Avoiding Lumpy Gravy Is All In The Prep Work

As the holiday season continues, parties, soirees, and celebrations go in full effect. From awkward office holiday parties to intimate dinners with the people we love most, one common denominator among all of the festive season's gatherings is food. Whether it's grandma's famous apple pie, dad's spicy tamales, or your roommate's first attempt at a casserole, food brings us together as we celebrate the holidays.

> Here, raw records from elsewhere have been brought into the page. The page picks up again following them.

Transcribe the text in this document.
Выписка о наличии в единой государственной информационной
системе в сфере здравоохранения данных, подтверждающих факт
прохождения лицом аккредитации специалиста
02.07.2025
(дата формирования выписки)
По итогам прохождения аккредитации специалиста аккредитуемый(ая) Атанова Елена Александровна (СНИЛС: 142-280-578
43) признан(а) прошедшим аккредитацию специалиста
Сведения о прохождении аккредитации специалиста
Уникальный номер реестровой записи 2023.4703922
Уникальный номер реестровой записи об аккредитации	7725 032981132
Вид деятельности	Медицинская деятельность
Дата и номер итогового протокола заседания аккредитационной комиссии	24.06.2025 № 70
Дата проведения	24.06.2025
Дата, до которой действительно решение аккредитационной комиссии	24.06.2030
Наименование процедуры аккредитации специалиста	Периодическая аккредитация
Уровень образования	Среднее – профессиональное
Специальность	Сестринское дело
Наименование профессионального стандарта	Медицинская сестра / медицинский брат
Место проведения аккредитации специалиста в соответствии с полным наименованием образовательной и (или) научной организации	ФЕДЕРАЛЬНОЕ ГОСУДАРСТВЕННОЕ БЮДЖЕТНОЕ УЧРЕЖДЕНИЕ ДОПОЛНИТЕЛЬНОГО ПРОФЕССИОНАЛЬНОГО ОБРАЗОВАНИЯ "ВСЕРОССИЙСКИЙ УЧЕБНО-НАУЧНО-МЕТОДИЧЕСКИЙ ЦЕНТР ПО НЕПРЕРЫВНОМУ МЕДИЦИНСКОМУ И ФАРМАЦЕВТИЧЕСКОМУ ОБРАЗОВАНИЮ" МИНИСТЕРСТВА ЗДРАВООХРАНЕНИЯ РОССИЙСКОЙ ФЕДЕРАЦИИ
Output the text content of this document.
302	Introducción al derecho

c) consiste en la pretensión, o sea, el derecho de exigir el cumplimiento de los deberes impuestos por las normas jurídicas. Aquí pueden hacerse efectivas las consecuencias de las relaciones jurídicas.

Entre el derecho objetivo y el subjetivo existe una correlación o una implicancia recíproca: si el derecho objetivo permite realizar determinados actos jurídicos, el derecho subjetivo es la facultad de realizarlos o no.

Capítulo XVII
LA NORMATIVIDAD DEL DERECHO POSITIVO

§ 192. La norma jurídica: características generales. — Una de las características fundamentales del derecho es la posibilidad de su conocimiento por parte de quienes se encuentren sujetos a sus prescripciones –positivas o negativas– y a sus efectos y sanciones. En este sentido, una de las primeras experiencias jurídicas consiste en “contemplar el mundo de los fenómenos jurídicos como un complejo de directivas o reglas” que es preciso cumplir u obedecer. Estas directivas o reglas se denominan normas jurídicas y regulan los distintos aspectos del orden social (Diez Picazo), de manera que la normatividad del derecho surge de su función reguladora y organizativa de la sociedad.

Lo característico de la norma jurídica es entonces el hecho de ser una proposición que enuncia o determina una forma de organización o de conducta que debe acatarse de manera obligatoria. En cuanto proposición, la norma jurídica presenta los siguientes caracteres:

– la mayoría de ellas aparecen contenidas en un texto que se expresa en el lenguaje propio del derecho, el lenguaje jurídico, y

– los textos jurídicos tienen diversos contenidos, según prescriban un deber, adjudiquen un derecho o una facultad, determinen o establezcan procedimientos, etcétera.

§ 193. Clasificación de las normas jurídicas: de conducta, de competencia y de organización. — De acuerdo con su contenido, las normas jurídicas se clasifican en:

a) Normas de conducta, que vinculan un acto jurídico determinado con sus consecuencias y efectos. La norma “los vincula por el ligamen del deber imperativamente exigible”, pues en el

Whatever you choose to indulge in, gravy is a popular ingredient that pairs with many festive dishes. Let's be honest, there's nothing quite like lathering on a ladle full of gravy atop a southern Christmas dinner. But if you're not using it for a spread of buttery mashed potatoes, ham, and stuffing, gravy can elevate an endless array of other dishes made for the holidays and beyond. Not only is gravy a utilitarian sauce, but it also comes in many forms. White gravy, brown gravy, red-eye gravy, tomato gravy ... the list goes on. And while it's a simple ingredient, preparing it correctly isn't always guaranteed. In fact, it's quite common to whip up a batch of gravy only to find that it's a lumpy, coagulated mess. However, there are solutions designed to prevent and fix lumpy gravy.

Ways to prevent and remedy lumpy gravy

Gravy is made from meat drippings and a thickening agent like flour or cornmeal. Southern Living says that lumping tends to happen when the flour or cornmeal doesn't fully integrate with the grease, leaving clumps of flour floating in what should be a silky-smooth gravy. And once you have a curdled gravy, you're all but ruining the sauce entirely.

In order to avoid the lumps altogether, first make sure that your thickening agent is mixed with water before combining it with the pan drippings. Never add a dry thickening agent directly to the pan drippings. If you're using cornstarch, use one tablespoon of water for every cup of corn starch; if you're opting for flour, use two tablespoons of water for every cup of flour (per Real Simple). This technique smooths out the thickening agent from the beginning which helps prevent lumpy gravy. Once you've created a slurry from water and flour or cornstarch, Real Simple says to slowly introduce it to the pan drippings and whisk thoroughly to ensure that the ingredients combine seamlessly.

If you don't take preventative measures, use a sieve to strain out the residual flour or cornstarch. No sieve on hand? Giving it a whirl in the blender is another simple hack for getting rid of those unwanted clumps (per Real Simple).

Cheers to keeping your gravy boats lump free this holiday season!